Figure 1 Carte de la commune Pénitentiaire du Maroni daté du 19 février 1945. Archives Départementales de la Guyane.
Il est dit « sur les rives du Maroni », cette localisation géographique pose un lieu et une époque, celui du territoire pénitencier, territoire administratif « indépendant » jusqu’en 1946. C’est donc reconnaître que l’universalisme de l’État est parcellisé. La contradiction est faite. Si, il est admis que l’autorité politique et administrative de l’époque n’avait aucun poids sur ce territoire administratif, ou que le chef pénitentiaire était un maître absolu, il faut se demander par qui les fonctionnaires militaires assuraient l’administration et la gestion du territoire du Maroni. Il faut s’inquiéter de savoir d’où provenaient leur solde, leur gratification et l’avancement de leur carrière de fonctionnaire. Par quelle autorité étaient validés des marchés d’acquisitions de viandes et des matières premières, des relations diplomatiques avec les pays frontaliers, des surveillances de police, des vérifications des entrées et sorties du territoire, des contrôles postaux, des remises de peine des prisonniers, des délivrances des ports d’armes, etc.… ? Si cette autorité venait des fonctionnaires militaires, on est en droit de tenter de comprendre par quelle évolution politique intervient l’ordre de ce fait ? Valider cette réalité conduit à remettre en question une certaine idéologie gouvernementale élaborée depuis la 1ière République. Il permet, en outre, de mésestimer l’importance des expertises publiques et des interventions sectorielles de l’État, notamment, depuis la fin de la 1e guerre mondiale. Ce qui était visé, dont la trame conduit à ce jour : donner plus de cohérence à l’action de l’Etat en tentant de sortir des formats théoriques de la décentralisation
et de la gouvernance locale et les rendre pratiques tout en perfectionnant le pouvoir de décision centrale.

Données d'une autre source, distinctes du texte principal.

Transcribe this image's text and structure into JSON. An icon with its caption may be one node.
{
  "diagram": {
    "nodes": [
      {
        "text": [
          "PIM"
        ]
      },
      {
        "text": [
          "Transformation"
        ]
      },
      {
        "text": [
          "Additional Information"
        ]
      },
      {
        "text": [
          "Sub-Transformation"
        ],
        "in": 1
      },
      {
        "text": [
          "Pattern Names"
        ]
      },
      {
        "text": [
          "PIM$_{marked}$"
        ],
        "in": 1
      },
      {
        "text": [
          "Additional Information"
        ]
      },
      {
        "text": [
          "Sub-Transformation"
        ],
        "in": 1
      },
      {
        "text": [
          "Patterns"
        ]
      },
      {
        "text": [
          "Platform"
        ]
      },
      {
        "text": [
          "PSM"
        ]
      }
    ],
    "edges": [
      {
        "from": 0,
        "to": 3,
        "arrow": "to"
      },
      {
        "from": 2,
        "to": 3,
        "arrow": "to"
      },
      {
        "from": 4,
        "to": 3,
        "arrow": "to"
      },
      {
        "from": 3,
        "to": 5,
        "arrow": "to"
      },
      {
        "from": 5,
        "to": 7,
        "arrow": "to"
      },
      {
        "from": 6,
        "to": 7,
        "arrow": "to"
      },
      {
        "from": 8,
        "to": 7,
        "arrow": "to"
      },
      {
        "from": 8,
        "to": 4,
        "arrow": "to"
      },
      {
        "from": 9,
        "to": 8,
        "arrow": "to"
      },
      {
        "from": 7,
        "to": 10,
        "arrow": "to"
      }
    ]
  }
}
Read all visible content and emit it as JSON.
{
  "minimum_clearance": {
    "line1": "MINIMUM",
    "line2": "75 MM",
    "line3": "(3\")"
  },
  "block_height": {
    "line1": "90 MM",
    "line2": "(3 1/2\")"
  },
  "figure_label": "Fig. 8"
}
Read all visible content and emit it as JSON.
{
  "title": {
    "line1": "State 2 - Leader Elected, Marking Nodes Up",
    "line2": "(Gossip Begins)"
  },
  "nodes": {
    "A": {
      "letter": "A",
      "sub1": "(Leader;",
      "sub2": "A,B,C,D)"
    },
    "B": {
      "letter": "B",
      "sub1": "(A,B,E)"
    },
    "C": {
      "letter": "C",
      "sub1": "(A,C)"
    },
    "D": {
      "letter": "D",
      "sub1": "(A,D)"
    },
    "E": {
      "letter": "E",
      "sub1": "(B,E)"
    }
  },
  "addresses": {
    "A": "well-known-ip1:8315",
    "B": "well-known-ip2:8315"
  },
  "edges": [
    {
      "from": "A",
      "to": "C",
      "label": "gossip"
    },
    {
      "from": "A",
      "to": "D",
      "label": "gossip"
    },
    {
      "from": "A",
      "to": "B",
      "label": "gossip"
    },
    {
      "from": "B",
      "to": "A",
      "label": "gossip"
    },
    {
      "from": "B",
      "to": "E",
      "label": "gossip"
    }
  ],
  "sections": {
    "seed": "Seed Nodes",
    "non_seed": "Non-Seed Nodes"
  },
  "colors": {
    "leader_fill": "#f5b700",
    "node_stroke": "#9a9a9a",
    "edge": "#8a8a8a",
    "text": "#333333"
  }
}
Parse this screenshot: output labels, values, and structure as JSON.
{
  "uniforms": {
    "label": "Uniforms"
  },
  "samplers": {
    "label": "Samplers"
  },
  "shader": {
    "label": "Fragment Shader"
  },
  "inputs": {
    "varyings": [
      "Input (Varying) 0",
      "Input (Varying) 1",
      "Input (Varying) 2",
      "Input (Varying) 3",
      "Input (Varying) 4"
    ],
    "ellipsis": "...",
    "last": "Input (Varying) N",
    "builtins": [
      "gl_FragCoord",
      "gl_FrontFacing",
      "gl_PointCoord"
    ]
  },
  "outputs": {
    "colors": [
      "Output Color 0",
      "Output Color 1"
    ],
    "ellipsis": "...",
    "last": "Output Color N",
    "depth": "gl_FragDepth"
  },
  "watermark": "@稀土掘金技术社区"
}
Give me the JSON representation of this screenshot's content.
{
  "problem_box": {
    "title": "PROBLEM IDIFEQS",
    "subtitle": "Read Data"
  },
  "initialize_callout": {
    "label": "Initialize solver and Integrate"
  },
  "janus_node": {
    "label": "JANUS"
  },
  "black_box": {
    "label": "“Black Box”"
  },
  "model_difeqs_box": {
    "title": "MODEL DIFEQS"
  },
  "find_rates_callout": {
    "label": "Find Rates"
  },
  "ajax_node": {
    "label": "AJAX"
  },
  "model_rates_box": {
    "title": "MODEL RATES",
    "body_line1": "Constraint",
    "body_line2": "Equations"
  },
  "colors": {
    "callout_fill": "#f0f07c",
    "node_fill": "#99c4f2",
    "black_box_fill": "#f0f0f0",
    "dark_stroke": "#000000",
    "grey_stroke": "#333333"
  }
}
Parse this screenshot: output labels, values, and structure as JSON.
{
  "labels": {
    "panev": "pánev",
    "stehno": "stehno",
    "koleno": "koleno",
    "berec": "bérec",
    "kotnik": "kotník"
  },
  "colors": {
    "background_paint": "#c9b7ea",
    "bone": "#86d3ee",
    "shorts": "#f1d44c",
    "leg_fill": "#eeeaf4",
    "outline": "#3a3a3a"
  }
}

Dès la fin de la première guerre mondiale, période où les mécanismes politiques sont mis à nus, la nécessité de réformer les instances publiques prend un palier supplémentaire. Il s’agit, entre autres, de la mise en place de textes de lois concernant le personnel de l’État. Par conséquent l’alignement des structures administratives à l’échelon national devenait plus que nécessaire. La nécessité de refonder tout l’appareillage administratif conduisait le gouvernement de Poincaré en 1924, à installer une nouvelle gouvernance technocratique et autoritaire, notamment par les décrets-lois qui s’avéreront efficaces contre le blocus des parlementaires frileux devant les besoins de réforme de l’État. Quelques élus en Guyane à cette époque réclamaient une action gouvernementale en prenant en compte le particularisme guyanais. C’est en son nom et du refus d’une administration par les décrets-lois que quinze commerçants et industriels guyanais en décembre 1932 vont demander que la commune de Saint-Laurent soit
transformée en commune de plein exercice. Ils font cette demande à un moment où l’avancement des réformes de l’État se fera notamment par la multiplication des comités et des groupes de réflexions, ce qui fera dire que l’administration grandit par « la parole du dehors », c’est-à-dire nourrit de réflexions nouvelles venant de tous les horizons de la société civile. La réponse négative qui sera donnée à ces Guyanais par le ministre des colonies via le gouverneur s’apparente à la formule « est maitre des lieux celui qui les organise ». Pour que la demande de ce groupe de commerçants fût suivie des faits, il fallait que l’État cédât la totalité des effets de la jouissance du domaine, aliène totalement l’exercice de ses droits à la nouvelle municipalité. Or, un tel changement nécessitait une modification des textes en vigueur, voire, l’abrogation du décret du 16 janvier 1929 qui a fixé le statut et les limites du domaine pénitentiaire de l’État à la Guyane. Tout cela avait un coût politique autant que financier. Afin d’écarter toute ambiguïté de langage, le ministre des colonies rappelle au gouverneur que « une seule autorité doit y exister pour édicter les règles d’administration rendues nécessaires par la présence d’une population pénale de plusieurs milliers d’âmes et cette autorité ne peut émaner que des représentants de l’État seul».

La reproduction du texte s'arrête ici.